The epic is contemporanised in ‘Eight poems for Shakuntala’. In this feminist rendering of the mythic character of the Mahabharata, Shakuntala becomes a ‘ mixed up kid ’, ‘ daughter of a sage and celestial sex worker .’ It is not a story of ‘betrayal’ but one of emancipation; for, when the ceiling ‘crumbles’, ‘ you walk / into a night of stars ’.

The poem ‘Or take Mrs. Salim Shaikh’ is a humorous study of inter-religious marriage: ‘ I practice no religion / only homeopathy ’. Similarly, ‘Benaras’ is a clever parody of the craze for English in the Hindi heartland, typified in the epigraph to the poem, ‘Moon-Light English Coaching Centre’ (O Lebal to standard Lebal’ – sign on Kedar Ghat, August 2009). At times the poems take a curious surreal turn in ‘Dark Night of Kitchen Sinks’, we witness knives and spoons, ‘ scattered like mutilated limbs ’ whereas ‘ Huns of cutlery ’, ‘ jostle, raid, ravish [and] slump ’. There is the realisation that it is ‘ just another kitchen sink / dreaming / of foam and equanimity ’.
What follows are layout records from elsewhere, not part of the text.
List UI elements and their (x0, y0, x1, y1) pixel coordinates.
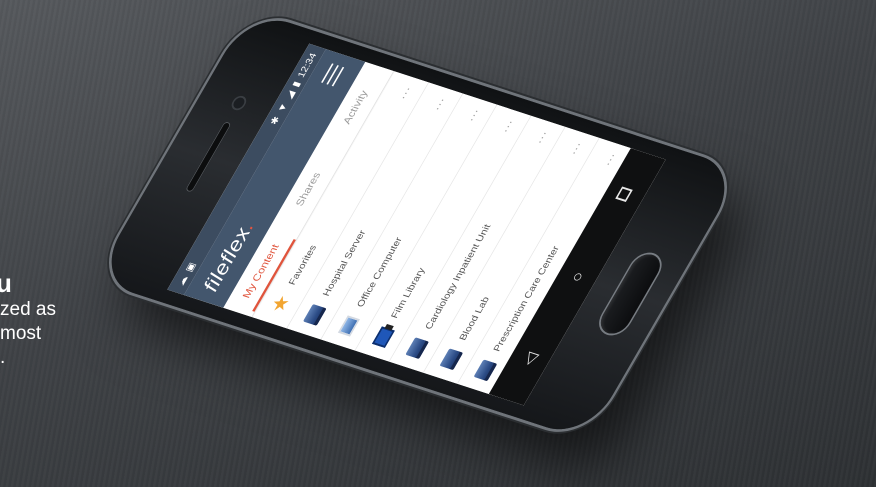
server-icon (403, 335, 432, 361)
smartphone: ☁ ▣ ✱ ▼ ◢ ▮ 12:34 fileflex. My Content S… (93, 9, 743, 441)
phone-wrapper: ☁ ▣ ✱ ▼ ◢ ▮ 12:34 fileflex. My Content S… (0, 0, 876, 487)
server-icon (300, 302, 329, 328)
battery-icon: ▮ (290, 80, 303, 89)
star-icon: ★ (265, 292, 295, 316)
server-icon (437, 346, 466, 372)
film-library-icon (369, 324, 398, 350)
physical-home-button[interactable] (594, 250, 666, 338)
bluetooth-icon: ✱ (268, 115, 283, 127)
front-camera (228, 94, 249, 112)
hamburger-menu-icon[interactable] (321, 63, 346, 87)
back-icon[interactable]: ◁ (512, 339, 548, 379)
server-icon (471, 357, 500, 383)
earpiece-speaker (184, 121, 232, 193)
card-icon: ▣ (183, 261, 199, 274)
wifi-icon: ▼ (275, 101, 291, 114)
home-icon[interactable]: ○ (559, 257, 595, 297)
computer-icon (335, 313, 364, 339)
signal-icon: ◢ (283, 89, 298, 101)
recents-icon[interactable] (607, 175, 643, 215)
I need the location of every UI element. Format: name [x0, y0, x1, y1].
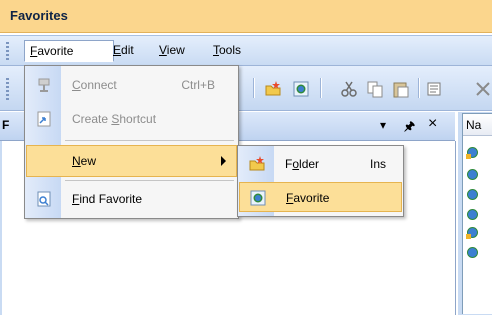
favorite-item-icon[interactable] [466, 146, 479, 159]
favorite-item-icon[interactable] [466, 246, 479, 259]
delete-icon[interactable] [474, 80, 492, 98]
toolbar-grip-icon[interactable] [6, 78, 9, 100]
menu-item-new-folder[interactable]: Folder Ins [239, 149, 402, 179]
menu-edit[interactable]: Edit [108, 40, 139, 60]
menu-item-connect[interactable]: Connect Ctrl+B [26, 70, 237, 100]
new-folder-icon[interactable] [264, 80, 282, 98]
add-favorite-icon[interactable] [292, 80, 310, 98]
favorite-item-icon[interactable] [466, 188, 479, 201]
menu-bar: Favorite Edit View Tools [0, 35, 492, 66]
menu-separator [65, 140, 234, 141]
create-shortcut-icon [37, 111, 51, 127]
window-title: Favorites [10, 8, 68, 23]
favorite-item-icon[interactable] [466, 208, 479, 221]
pane-dropdown-icon[interactable]: ▾ [380, 118, 386, 132]
favorite-menu: Connect Ctrl+B Create Shortcut New Find … [24, 65, 239, 219]
column-header-name[interactable]: Na [463, 114, 492, 136]
menu-tools[interactable]: Tools [208, 40, 246, 60]
menu-item-connect-shortcut: Ctrl+B [181, 78, 215, 92]
new-submenu: Folder Ins Favorite [237, 145, 404, 217]
menu-item-find-favorite[interactable]: Find Favorite [26, 184, 237, 214]
toolbar-separator [253, 78, 254, 98]
pane-close-icon[interactable]: × [428, 115, 437, 133]
toolbar-separator [418, 78, 419, 98]
new-folder-icon [249, 156, 265, 171]
menu-view[interactable]: View [154, 40, 190, 60]
favorite-item-icon[interactable] [466, 226, 479, 239]
submenu-arrow-icon [221, 156, 226, 166]
menu-item-folder-shortcut: Ins [369, 157, 386, 171]
properties-icon[interactable] [426, 80, 444, 98]
cut-icon[interactable] [340, 80, 358, 98]
find-favorite-icon [37, 191, 51, 207]
menu-favorite[interactable]: Favorite [24, 40, 114, 62]
window-title-bar: Favorites [0, 0, 492, 33]
menu-item-new-favorite[interactable]: Favorite [239, 182, 402, 212]
pane-left-edge [0, 141, 2, 315]
pane-pin-icon[interactable]: 🖈 [404, 117, 415, 138]
menu-item-new[interactable]: New [26, 145, 237, 177]
menubar-grip-icon[interactable] [6, 42, 9, 60]
menu-separator [65, 180, 234, 181]
favorite-item-icon[interactable] [466, 168, 479, 181]
copy-icon[interactable] [366, 80, 384, 98]
paste-icon[interactable] [392, 80, 410, 98]
favorite-icon [250, 190, 266, 206]
pane-title: F [2, 118, 10, 132]
connect-icon [38, 78, 50, 92]
toolbar-separator [320, 78, 321, 98]
menu-item-create-shortcut[interactable]: Create Shortcut [26, 104, 237, 134]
The poems in this collection are well crafted and innovative. At their best, the compositions strike us as meteors flashing through the night skies. Occasionally, the inspiration flags, and we have statements rather than what George Eliot calls the ‘picture’.
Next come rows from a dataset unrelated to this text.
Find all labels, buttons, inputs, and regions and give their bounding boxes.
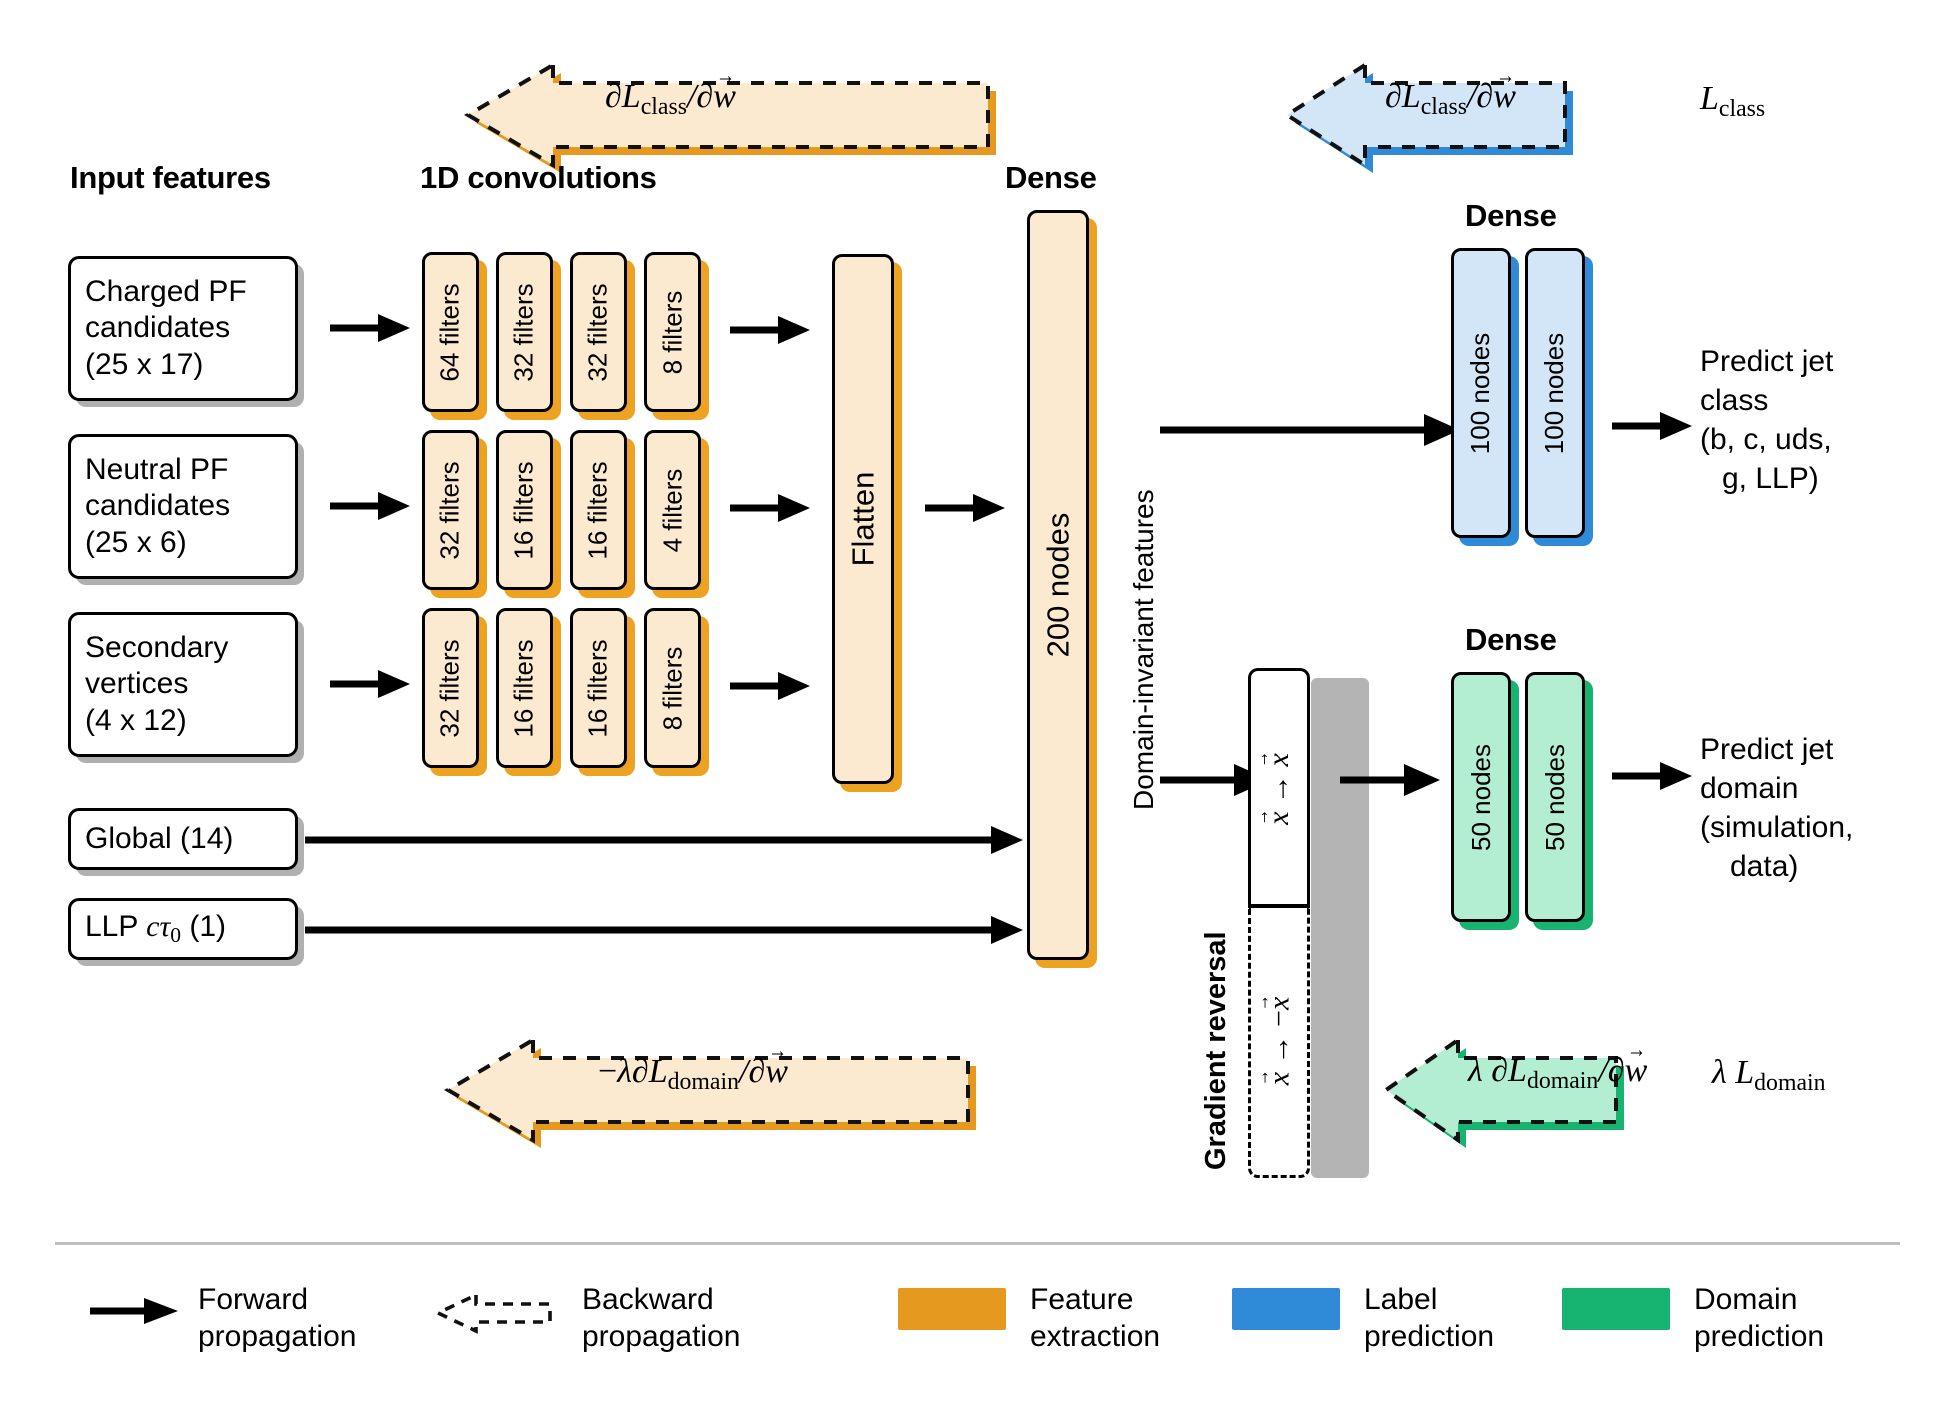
label-prediction-swatch-icon — [1232, 1288, 1340, 1330]
domain-invariant-features-label: Domain-invariant features — [1128, 489, 1159, 810]
conv-block-label: 32 filters — [435, 460, 466, 560]
gradient-reversal-backward-expr: x → −x — [1262, 996, 1296, 1085]
conv-block-label: 32 filters — [583, 282, 614, 382]
dense-main-block[interactable]: 200 nodes — [1027, 210, 1089, 960]
predict-jet-class-text: Predict jet class (b, c, uds, g, LLP) — [1700, 345, 1834, 495]
loss-class-label: Lclass — [1700, 80, 1766, 123]
arrow-flatten-to-dense — [925, 494, 1005, 522]
conv-block-vertices-4[interactable]: 8 filters — [644, 608, 701, 768]
input-box-neutral-pf[interactable]: Neutral PF candidates (25 x 6) — [68, 434, 298, 579]
header-dense-domain: Dense — [1465, 622, 1557, 657]
dense-domain-label: 50 nodes — [1465, 743, 1496, 851]
predict-jet-domain-text: Predict jet domain (simulation, data) — [1700, 733, 1854, 883]
backward-label-domain-gradient: λ ∂Ldomain/∂w — [1468, 1052, 1647, 1095]
conv-block-neutral-4[interactable]: 4 filters — [644, 430, 701, 590]
dense-class-block-1[interactable]: 100 nodes — [1451, 248, 1511, 538]
legend-domain-prediction-text: Domain prediction — [1694, 1283, 1825, 1353]
input-box-llp-ctau[interactable]: LLP cτ0 (1) — [68, 898, 298, 960]
arrow-llp-to-dense — [305, 916, 1023, 944]
conv-block-label: 16 filters — [583, 460, 614, 560]
legend-feature-extraction-text: Feature extraction — [1030, 1283, 1161, 1353]
arrow-conv2-to-flatten — [730, 494, 810, 522]
conv-block-label: 8 filters — [657, 646, 687, 730]
loss-domain-label: λ Ldomain — [1712, 1054, 1826, 1097]
legend-label-prediction-text: Label prediction — [1364, 1283, 1495, 1353]
feature-extraction-swatch-icon — [898, 1288, 1006, 1330]
legend-backward-propagation-text: Backward propagation — [582, 1283, 741, 1353]
arrow-neutral-to-conv — [330, 492, 410, 520]
conv-block-neutral-1[interactable]: 32 filters — [422, 430, 479, 590]
dense-class-block-2[interactable]: 100 nodes — [1525, 248, 1585, 538]
dashed-arrow-icon — [433, 1292, 552, 1334]
conv-block-charged-3[interactable]: 32 filters — [570, 252, 627, 412]
conv-block-label: 16 filters — [509, 460, 540, 560]
input-box-neutral-pf-text: Neutral PF candidates (25 x 6) — [85, 452, 231, 559]
backward-arrow-domain-feature — [444, 1036, 976, 1148]
solid-arrow-icon — [90, 1298, 178, 1324]
dense-domain-block-1[interactable]: 50 nodes — [1451, 672, 1511, 922]
input-box-secondary-vertices[interactable]: Secondary vertices (4 x 12) — [68, 612, 298, 757]
arrow-conv3-to-flatten — [730, 672, 810, 700]
arrow-dense-to-class-branch — [1160, 414, 1460, 446]
conv-block-label: 16 filters — [509, 638, 540, 738]
input-box-llp-ctau-text: LLP cτ0 (1) — [85, 910, 227, 948]
legend-divider — [55, 1242, 1900, 1245]
arrow-charged-to-conv — [330, 314, 410, 342]
flatten-label: Flatten — [845, 471, 880, 567]
dense-class-label: 100 nodes — [1465, 332, 1496, 454]
arrow-vertices-to-conv — [330, 670, 410, 698]
dense-domain-label: 50 nodes — [1539, 743, 1570, 851]
gradient-reversal-forward[interactable]: x → x — [1248, 668, 1310, 906]
input-box-global[interactable]: Global (14) — [68, 808, 298, 870]
arrow-global-to-dense — [305, 826, 1023, 854]
header-dense-main: Dense — [1005, 160, 1097, 195]
gradient-reversal-forward-expr: x → x — [1262, 753, 1296, 825]
arrow-class-to-output — [1612, 412, 1692, 440]
backward-arrow-class-feature — [464, 61, 996, 173]
conv-block-vertices-3[interactable]: 16 filters — [570, 608, 627, 768]
conv-block-label: 4 filters — [657, 468, 687, 552]
diagram-canvas: ∂Lclass/∂w ∂Lclass/∂w Lclass Input featu… — [0, 0, 1934, 1428]
input-box-charged-pf-text: Charged PF candidates (25 x 17) — [85, 274, 247, 381]
conv-block-vertices-1[interactable]: 32 filters — [422, 608, 479, 768]
flatten-block[interactable]: Flatten — [832, 254, 894, 784]
dense-main-label: 200 nodes — [1040, 512, 1075, 658]
conv-block-charged-1[interactable]: 64 filters — [422, 252, 479, 412]
arrow-conv1-to-flatten — [730, 316, 810, 344]
conv-block-neutral-2[interactable]: 16 filters — [496, 430, 553, 590]
gradient-reversal-divider — [1248, 904, 1310, 908]
input-box-secondary-vertices-text: Secondary vertices (4 x 12) — [85, 630, 229, 737]
gradient-reversal-shadow — [1311, 678, 1369, 1178]
conv-block-label: 32 filters — [509, 282, 540, 382]
input-box-global-text: Global (14) — [85, 821, 234, 855]
conv-block-charged-4[interactable]: 8 filters — [644, 252, 701, 412]
backward-label-domain-feature: −λ∂Ldomain/∂w — [598, 1053, 788, 1096]
header-1d-convolutions: 1D convolutions — [420, 160, 657, 195]
backward-label-class-feature: ∂Lclass/∂w — [605, 78, 736, 121]
arrow-gradrev-to-domain-branch — [1340, 764, 1440, 796]
conv-block-label: 16 filters — [583, 638, 614, 738]
gradient-reversal-backward[interactable]: x → −x — [1248, 906, 1310, 1178]
conv-block-label: 8 filters — [657, 290, 687, 374]
dense-class-label: 100 nodes — [1539, 332, 1570, 454]
conv-block-label: 64 filters — [435, 282, 466, 382]
conv-block-vertices-2[interactable]: 16 filters — [496, 608, 553, 768]
conv-block-neutral-3[interactable]: 16 filters — [570, 430, 627, 590]
arrow-domain-to-output — [1612, 762, 1692, 790]
dense-domain-block-2[interactable]: 50 nodes — [1525, 672, 1585, 922]
conv-block-label: 32 filters — [435, 638, 466, 738]
header-dense-class: Dense — [1465, 198, 1557, 233]
domain-prediction-swatch-icon — [1562, 1288, 1670, 1330]
legend-forward-propagation-text: Forward propagation — [198, 1283, 357, 1353]
conv-block-charged-2[interactable]: 32 filters — [496, 252, 553, 412]
header-input-features: Input features — [70, 160, 271, 195]
input-box-charged-pf[interactable]: Charged PF candidates (25 x 17) — [68, 256, 298, 401]
backward-label-class-prediction: ∂Lclass/∂w — [1385, 78, 1516, 121]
Arundhathi Subramaniam scores well in the latest collection. Her poems are for all, but especially meant for the modern woman in the metropolis. They discard the easy lure of the fractured ephemeral and await the return of the gods to our daily lives.

Sachidananda Mohanty is Professor of English at the University of Hyderabad.